Des chercheurs suédois ont franchi une étape importante dans le domaine de la médecine régénérative, en développant une méthode plus fiable pour transformer les cellules souches humaines en cellules fonctionnelles productrices d’insuline. Cette percée, dirigée par des scientifiques du Karolinska Institutet et du KTH Royal Institute of Technology, a réussi à inverser le diabète chez la souris au cours d’essais en laboratoire.
Le défi du diabète de type 1
Pour comprendre l’importance de cette découverte, il faut examiner le mécanisme sous-jacent du diabète de type 1. Chez les patients atteints de cette maladie, le système immunitaire attaque et détruit par erreur les cellules productrices d’insuline dans le pancréas.
Sans insuline, le corps ne peut pas réguler les niveaux de glucose (sucre), ce qui entraîne des complications potentiellement mortelles.
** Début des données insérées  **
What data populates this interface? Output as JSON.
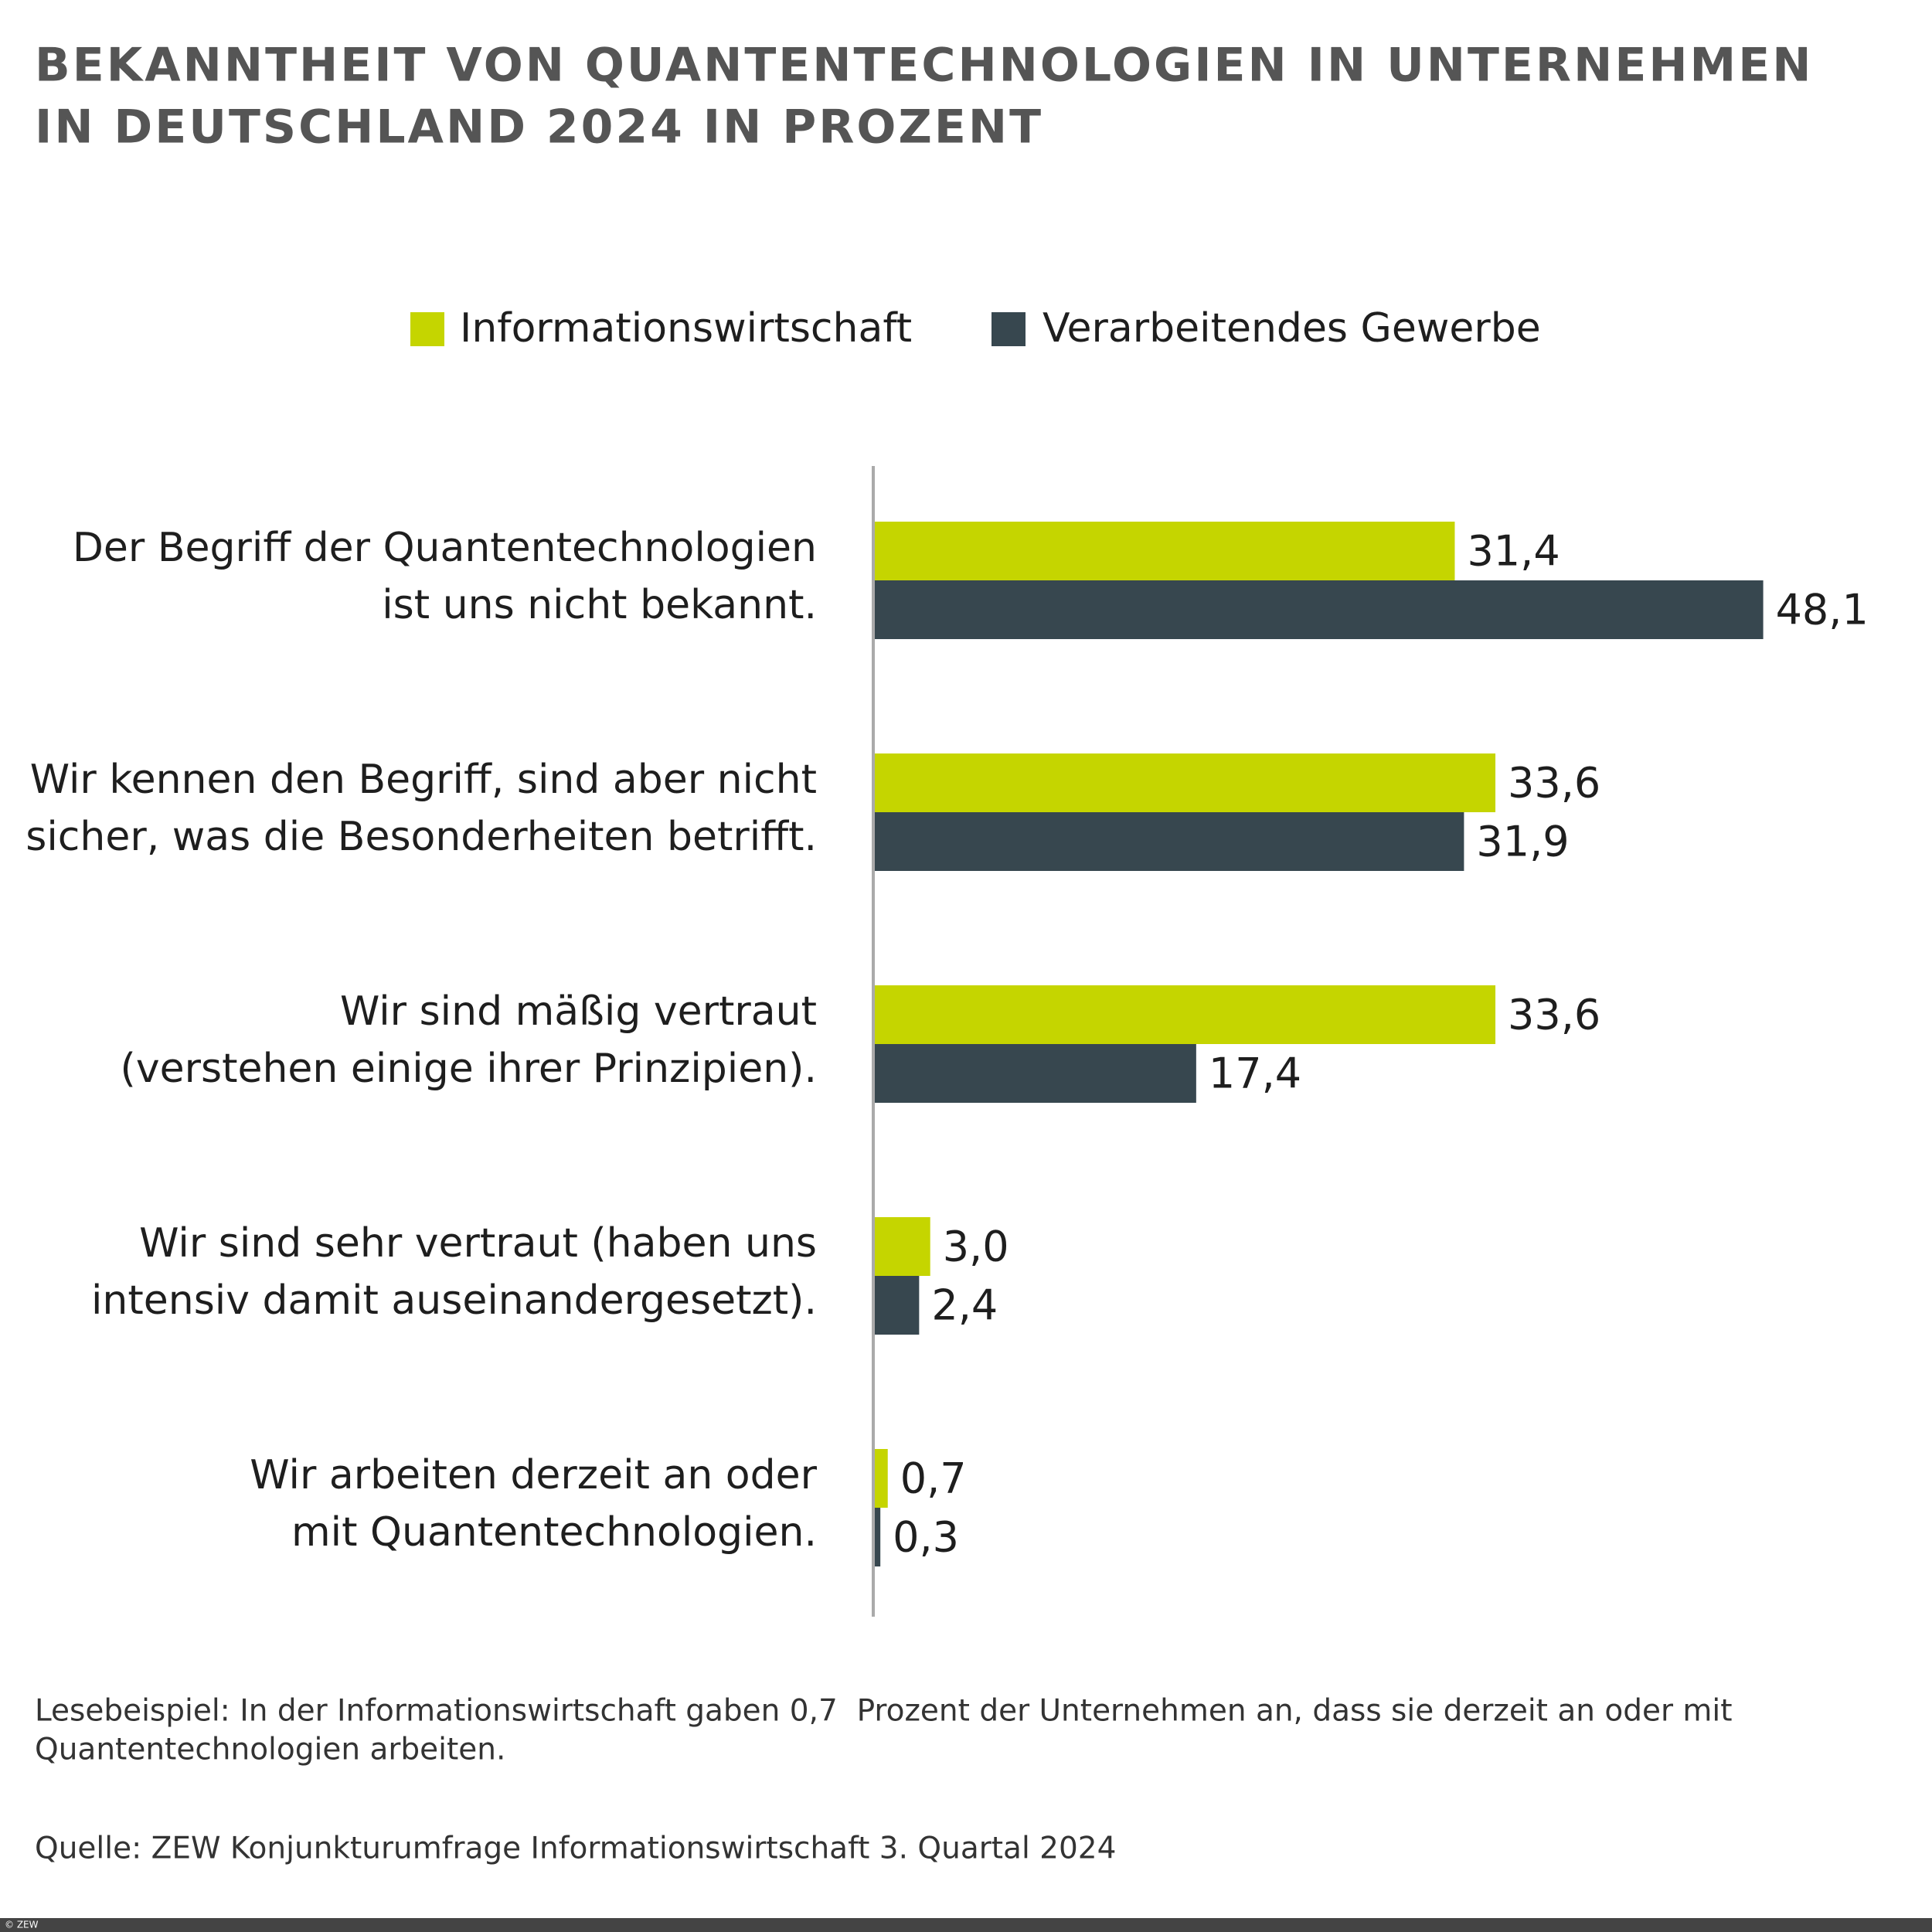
{
  "chart_data": {
    "type": "bar",
    "orientation": "horizontal",
    "title": [
      "BEKANNTHEIT VON QUANTENTECHNOLOGIEN IN UNTERNEHMEN",
      "IN DEUTSCHLAND 2024 IN PROZENT"
    ],
    "categories": [
      [
        "Der Begriff der Quantentechnologien",
        "ist uns nicht bekannt."
      ],
      [
        "Wir kennen den Begriff, sind aber nicht",
        "sicher, was die Besonderheiten betrifft."
      ],
      [
        "Wir sind mäßig vertraut",
        "(verstehen einige ihrer Prinzipien)."
      ],
      [
        "Wir sind sehr vertraut (haben uns",
        "intensiv damit auseinandergesetzt)."
      ],
      [
        "Wir arbeiten derzeit an oder",
        "mit Quantentechnologien."
      ]
    ],
    "series": [
      {
        "name": "Informationswirtschaft",
        "color": "#c5d500",
        "values": [
          31.4,
          33.6,
          33.6,
          3.0,
          0.7
        ],
        "value_labels": [
          "31,4",
          "33,6",
          "33,6",
          "3,0",
          "0,7"
        ]
      },
      {
        "name": "Verarbeitendes Gewerbe",
        "color": "#37474f",
        "values": [
          48.1,
          31.9,
          17.4,
          2.4,
          0.3
        ],
        "value_labels": [
          "48,1",
          "31,9",
          "17,4",
          "2,4",
          "0,3"
        ]
      }
    ],
    "xlim": [
      0,
      50
    ],
    "note": [
      "Lesebeispiel: In der Informationswirtschaft gaben 0,7  Prozent der Unternehmen an, dass sie derzeit an oder mit",
      "Quantentechnologien arbeiten."
    ],
    "source": "Quelle: ZEW Konjunkturumfrage Informationswirtschaft 3. Quartal 2024",
    "copyright": "© ZEW"
  }
}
Bien que le remplacement de ces cellules perdues par la thérapie par cellules souches soit depuis longtemps un objectif de la médecine moderne, les tentatives précédentes se sont heurtées à deux obstacles majeurs :
1. Incohérence : Les cellules souches produisaient souvent un « sac mélangé » de différents types de cellules, y compris des cellules involontaires qui pourraient entraîner des complications.
2. Immaturité : Les cellules résultantes manquaient souvent de la maturité fonctionnelle requise pour répondre avec précision aux niveaux de glucose dans le sang.
Une méthode plus mature et plus fiable
La recherche, publiée dans Stem Cell Reports, présente un protocole optimisé qui répond à ces échecs historiques. En affinant le processus de culture et en permettant aux cellules de former naturellement des groupes tridimensionnels, l’équipe a produit des cellules à la fois plus uniformes et plus matures que celles créées par les techniques précédentes.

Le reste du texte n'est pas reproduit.